Bisogna che quel che può darci questo mondo non ci basti. “Siate affamati”. Del cibo che non perisce, non del pane che non sazia. Questo lo capiamo. I poeti, gli scrittori in generale raccontano la nostalgia dell’essere, spiegano che il male e la paura della morte sono somiglianti. I buoni libri contengono profezia e sapienza. Parola di Francesco.
Quel che non capiremo mai è lo scandalo del pane disceso dal cielo. Siamo propensi a riconoscere un uomo che si fa dio, perché estremamente virtuoso, buono e per tutto quel che è ammirevole. Ci è più difficile pensare ed accettare che Dio possa avere un corpo e farsi pane. Le resistenze dei Giudei lì presenti, che pure lo avevano seguito sono di tutti gli uomini. Non possiamo ‘comprendere’ Dio, ma esserne ‘sorpresi’. Non riusciamo a ‘capire’. (da ‘càpere’, far entrare nella mente) Gesù, convincercene come l’oggetto conquistato mediante un processo mentale, nel modo in cui procede la conoscenza.

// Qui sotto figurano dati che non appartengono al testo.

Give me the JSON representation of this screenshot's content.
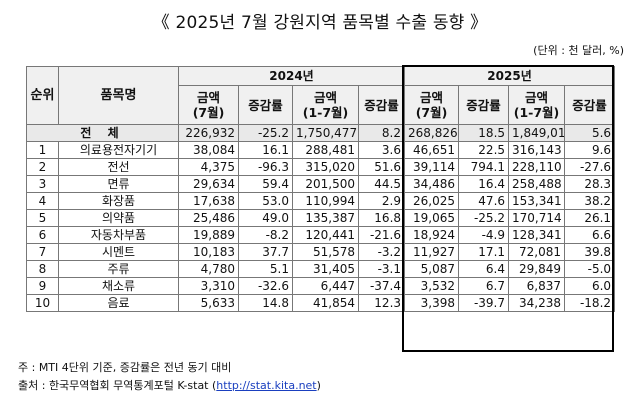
{
  "title": "《 2025년 7월 강원지역 품목별 수출 동향 》",
  "unit": "(단위 : 천 달러, %)",
  "headers": {
    "rank": "순위",
    "item": "품목명",
    "y2024": "2024년",
    "y2025": "2025년",
    "amount_month": "금액\n(7월)",
    "change": "증감률",
    "amount_cum": "금액\n(1-7월)"
  },
  "total": {
    "label": "전 체",
    "values": [
      "226,932",
      "-25.2",
      "1,750,477",
      "8.2",
      "268,826",
      "18.5",
      "1,849,015",
      "5.6"
    ]
  },
  "rows": [
    {
      "rank": "1",
      "item": "의료용전자기기",
      "values": [
        "38,084",
        "16.1",
        "288,481",
        "3.6",
        "46,651",
        "22.5",
        "316,143",
        "9.6"
      ]
    },
    {
      "rank": "2",
      "item": "전선",
      "values": [
        "4,375",
        "-96.3",
        "315,020",
        "51.6",
        "39,114",
        "794.1",
        "228,110",
        "-27.6"
      ]
    },
    {
      "rank": "3",
      "item": "면류",
      "values": [
        "29,634",
        "59.4",
        "201,500",
        "44.5",
        "34,486",
        "16.4",
        "258,488",
        "28.3"
      ]
    },
    {
      "rank": "4",
      "item": "화장품",
      "values": [
        "17,638",
        "53.0",
        "110,994",
        "2.9",
        "26,025",
        "47.6",
        "153,341",
        "38.2"
      ]
    },
    {
      "rank": "5",
      "item": "의약품",
      "values": [
        "25,486",
        "49.0",
        "135,387",
        "16.8",
        "19,065",
        "-25.2",
        "170,714",
        "26.1"
      ]
    },
    {
      "rank": "6",
      "item": "자동차부품",
      "values": [
        "19,889",
        "-8.2",
        "120,441",
        "-21.6",
        "18,924",
        "-4.9",
        "128,341",
        "6.6"
      ]
    },
    {
      "rank": "7",
      "item": "시멘트",
      "values": [
        "10,183",
        "37.7",
        "51,578",
        "-3.2",
        "11,927",
        "17.1",
        "72,081",
        "39.8"
      ]
    },
    {
      "rank": "8",
      "item": "주류",
      "values": [
        "4,780",
        "5.1",
        "31,405",
        "-3.1",
        "5,087",
        "6.4",
        "29,849",
        "-5.0"
      ]
    },
    {
      "rank": "9",
      "item": "채소류",
      "values": [
        "3,310",
        "-32.6",
        "6,447",
        "-37.4",
        "3,532",
        "6.7",
        "6,837",
        "6.0"
      ]
    },
    {
      "rank": "10",
      "item": "음료",
      "values": [
        "5,633",
        "14.8",
        "41,854",
        "12.3",
        "3,398",
        "-39.7",
        "34,238",
        "-18.2"
      ]
    }
  ],
  "notes": {
    "note1": "주 : MTI 4단위 기준, 증감률은 전년 동기 대비",
    "note2_prefix": "출처 : 한국무역협회 무역통계포털 K-stat (",
    "note2_link": "http://stat.kita.net",
    "note2_suffix": ")"
  }
}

Infatti come egli parla suscita lo scandalo. Ed è inevitabile, direi anche necessario. Quando afferma: “Io sono il pane disceso dal cielo… il pane che io vi do è la mia carne per la vita del mondo… chi mangia di questo pane non morirà in eterno”, non si può dire: Ah, ho capito sì tutto mi è chiaro ora. Queste parole di Gesù segnano il fallimento della mente umana. Fallimento, superamento, comunque è cosa che si situa sopra il nostro assenso. Tante volte il Vangelo è plausibile, anche l’amore al prossimo lo è, per quanto difficile, il Vangelo è pieno di buon senso, avvertiamo che lì si raccomanda la giustizia, la misericordia e così strappa il consenso anche ai non credenti, che infatti ammettono che Gesù è il più grande dei figli dell’uomo. Ma Giovanni ci toglie il gusto, foss’anche l’assenso compiaciuto. Qui si tratta di salvare la pelle cosa di cui l’uomo, anche il più dotto, non è capace.
La sapienza a cui esorta il libro dei Proverbi, il più ‘greco’ con il libro della Sapienza è necessaria per guidarci o per evitare di andare a sbattere, ma fino ad un certo punto. La parola di Gesù qui riportata da Giovanni con insistita chiarezza dice che la morte, la cui paura è all’origine dei peccati, si vince nutrendosi di Cristo, nell’Eucarestia. Che è lo scandalo che più scandalo non si può. Ma ben venga. Prendervi parte comporta che quell’altare di Cristo è buono per portarvi su la nostra incredulità, l’ignoranza, la resistenza, la durezza del cuore, la presunzione, la viltà. Ma già che ci siamo anche le nostre ferite, le prove riuscite e quelle fallite, l’amore non amato…. Sono le nostre offerte e quando il sacerdote proclama. “Questo è il mio corpo”, aggiungere sottovoce per parte nostra: e questo è il mio che ti offro.
Ci possiamo stare per una partecipazione non di maniera al suo sacrificio di amore.